Eppure Schütte-Lihotzky non ambiva a essere conosciuta come designer di interni. Da anziana, quando la gente si riferiva a lei unicamente come l’inventrice della Frankfurt Kitchen, ribadiva sempre: «Non sono una cucina». In realtà, l’architetta austriaca nei suoi centotrè anni di vita ha fatto per il mondo molto di più, grazie al suo impegno politico come socialista. Quando è nata, nel 1897 – ai tempi dell’Impero Austro-Ungarico, il ruolo della donna era spesso definito dal trittico kinder, küche, kirche – bambini, cucina, chiesa. Ma Margarete Schütte-Lihotzky ha seguito un percorso diverso, e cioè carriera, cucina, e comunismo.
Un’esperienza formativa
Margarete Lihotzky nacque il 23 gennaio del 1897 a Vienna. Veniva da una famiglia borghese: suo padre era un alto funzionario e sua madre, imparentata con il famoso storico Wilhelm von Bode, era amica di Bertha von Suttner, vincitrice del Premio Nobel per la pace. La sua provenienza culturale le permise di studiare all’Università di arti applicate di Vienna durante la Prima guerra mondiale – una delle poche università che all’epoca ammetteva le donne.

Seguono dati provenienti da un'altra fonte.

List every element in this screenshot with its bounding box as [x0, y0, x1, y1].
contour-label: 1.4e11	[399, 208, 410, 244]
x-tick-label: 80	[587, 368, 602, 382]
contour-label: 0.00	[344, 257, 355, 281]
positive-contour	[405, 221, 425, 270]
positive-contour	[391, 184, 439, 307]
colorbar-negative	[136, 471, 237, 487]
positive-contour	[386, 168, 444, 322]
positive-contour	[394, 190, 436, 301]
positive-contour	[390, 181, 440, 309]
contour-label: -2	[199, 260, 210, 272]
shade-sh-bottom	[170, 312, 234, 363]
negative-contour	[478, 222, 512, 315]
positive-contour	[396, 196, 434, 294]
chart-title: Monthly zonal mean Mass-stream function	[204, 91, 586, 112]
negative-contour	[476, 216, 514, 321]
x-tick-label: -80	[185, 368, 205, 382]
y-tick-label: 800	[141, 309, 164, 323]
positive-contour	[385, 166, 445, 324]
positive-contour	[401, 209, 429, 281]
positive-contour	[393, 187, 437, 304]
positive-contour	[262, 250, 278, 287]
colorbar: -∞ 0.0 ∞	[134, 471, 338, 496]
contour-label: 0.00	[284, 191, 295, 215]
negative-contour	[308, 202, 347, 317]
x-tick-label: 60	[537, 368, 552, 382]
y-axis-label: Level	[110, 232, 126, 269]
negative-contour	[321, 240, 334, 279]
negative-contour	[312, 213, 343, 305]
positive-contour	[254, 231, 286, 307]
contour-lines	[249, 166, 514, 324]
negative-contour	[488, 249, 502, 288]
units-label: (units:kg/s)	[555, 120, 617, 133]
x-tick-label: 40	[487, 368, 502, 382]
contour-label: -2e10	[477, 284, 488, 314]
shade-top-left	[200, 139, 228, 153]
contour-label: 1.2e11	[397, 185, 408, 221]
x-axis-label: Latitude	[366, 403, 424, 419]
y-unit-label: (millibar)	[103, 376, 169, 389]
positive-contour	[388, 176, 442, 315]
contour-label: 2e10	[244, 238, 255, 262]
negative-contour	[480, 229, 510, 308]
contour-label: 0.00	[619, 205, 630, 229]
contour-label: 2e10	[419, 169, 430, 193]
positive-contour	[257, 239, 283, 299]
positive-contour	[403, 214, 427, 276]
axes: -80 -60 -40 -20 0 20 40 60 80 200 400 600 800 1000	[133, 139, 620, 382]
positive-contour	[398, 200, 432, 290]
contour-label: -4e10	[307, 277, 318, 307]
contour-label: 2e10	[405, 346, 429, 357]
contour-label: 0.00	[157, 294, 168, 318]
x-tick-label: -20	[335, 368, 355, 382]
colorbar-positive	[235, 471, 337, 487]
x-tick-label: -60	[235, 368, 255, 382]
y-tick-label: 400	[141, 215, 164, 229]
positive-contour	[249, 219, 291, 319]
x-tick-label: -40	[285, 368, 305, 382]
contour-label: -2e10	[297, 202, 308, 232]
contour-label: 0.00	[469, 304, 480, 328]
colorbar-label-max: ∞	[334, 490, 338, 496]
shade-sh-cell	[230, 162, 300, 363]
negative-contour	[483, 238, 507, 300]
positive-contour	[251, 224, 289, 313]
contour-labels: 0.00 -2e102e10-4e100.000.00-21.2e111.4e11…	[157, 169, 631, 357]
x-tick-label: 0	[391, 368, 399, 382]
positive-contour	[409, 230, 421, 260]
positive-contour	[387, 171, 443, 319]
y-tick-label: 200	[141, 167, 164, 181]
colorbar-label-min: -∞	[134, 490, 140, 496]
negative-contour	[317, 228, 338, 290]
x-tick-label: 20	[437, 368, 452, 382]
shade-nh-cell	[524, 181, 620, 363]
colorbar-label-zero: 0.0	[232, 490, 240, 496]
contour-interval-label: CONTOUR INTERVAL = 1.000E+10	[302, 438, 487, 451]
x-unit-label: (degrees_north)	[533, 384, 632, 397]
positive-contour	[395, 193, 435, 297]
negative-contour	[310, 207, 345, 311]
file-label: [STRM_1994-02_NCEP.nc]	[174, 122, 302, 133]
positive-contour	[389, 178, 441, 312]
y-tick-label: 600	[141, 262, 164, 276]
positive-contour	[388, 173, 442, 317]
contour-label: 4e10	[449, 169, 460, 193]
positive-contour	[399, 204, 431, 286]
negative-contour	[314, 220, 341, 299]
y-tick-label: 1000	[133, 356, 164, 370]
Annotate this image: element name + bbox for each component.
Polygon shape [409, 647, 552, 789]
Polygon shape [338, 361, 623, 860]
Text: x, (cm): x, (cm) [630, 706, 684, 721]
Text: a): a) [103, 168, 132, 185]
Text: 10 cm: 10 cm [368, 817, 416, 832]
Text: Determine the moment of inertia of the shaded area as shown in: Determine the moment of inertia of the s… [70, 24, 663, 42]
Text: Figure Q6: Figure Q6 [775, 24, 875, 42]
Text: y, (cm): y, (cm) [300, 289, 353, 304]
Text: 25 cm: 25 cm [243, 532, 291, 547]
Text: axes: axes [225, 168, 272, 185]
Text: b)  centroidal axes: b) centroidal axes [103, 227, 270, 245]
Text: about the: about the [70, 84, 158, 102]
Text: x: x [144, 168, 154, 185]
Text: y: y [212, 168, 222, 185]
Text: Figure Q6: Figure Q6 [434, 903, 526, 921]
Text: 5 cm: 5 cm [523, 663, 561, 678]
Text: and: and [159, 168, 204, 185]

Qui si formò sotto l’egida dell’architetto Oskar Strnad. Quando Lihotzky manifestò interesse per un concorso di design dedicato agli appartamenti della working class, lui le consigliò di andare a visitare un quartiere popolare in prima persona, così da rendersi conto delle condizioni di vita dei lavoratori. La Vienna di inizio secolo era infatti una città profondamente divisa. Al centro, i rappresentanti della monarchia asburgica e della classe media benestante vivevano in edifici sontuosi, mentre nei quartieri più periferici gli immigrati del proletariato industriale vivevano in appartamenti bui e stretti.
Fu un’esperienza molto formativa per Lihotzky. «Non conoscevo ancora la citazione del grande Heinrich Zille, ‘Puoi uccidere una persona con un appartamento come con un’ascia’, ma lo percepivo», ricorda nelle sua autobiografia. «Mi fu sempre più chiaro che a Vienna, accanto al mio mondo di intellettuali della classe media e alle vite delle élite che si sentivano al di sopra di tutti, esisteva a mia insaputa un’enorme classe sociale di centinaia di migliaia di persone che vivevano vite faticose. Anche se i motivi della loro sofferenza non mi erano ancora chiari, volevo intraprendere una carriera in cui avrei potuto contribuire ad alleviare la loro infelicità. Presi una volta per tutte la decisione di diventare architetto».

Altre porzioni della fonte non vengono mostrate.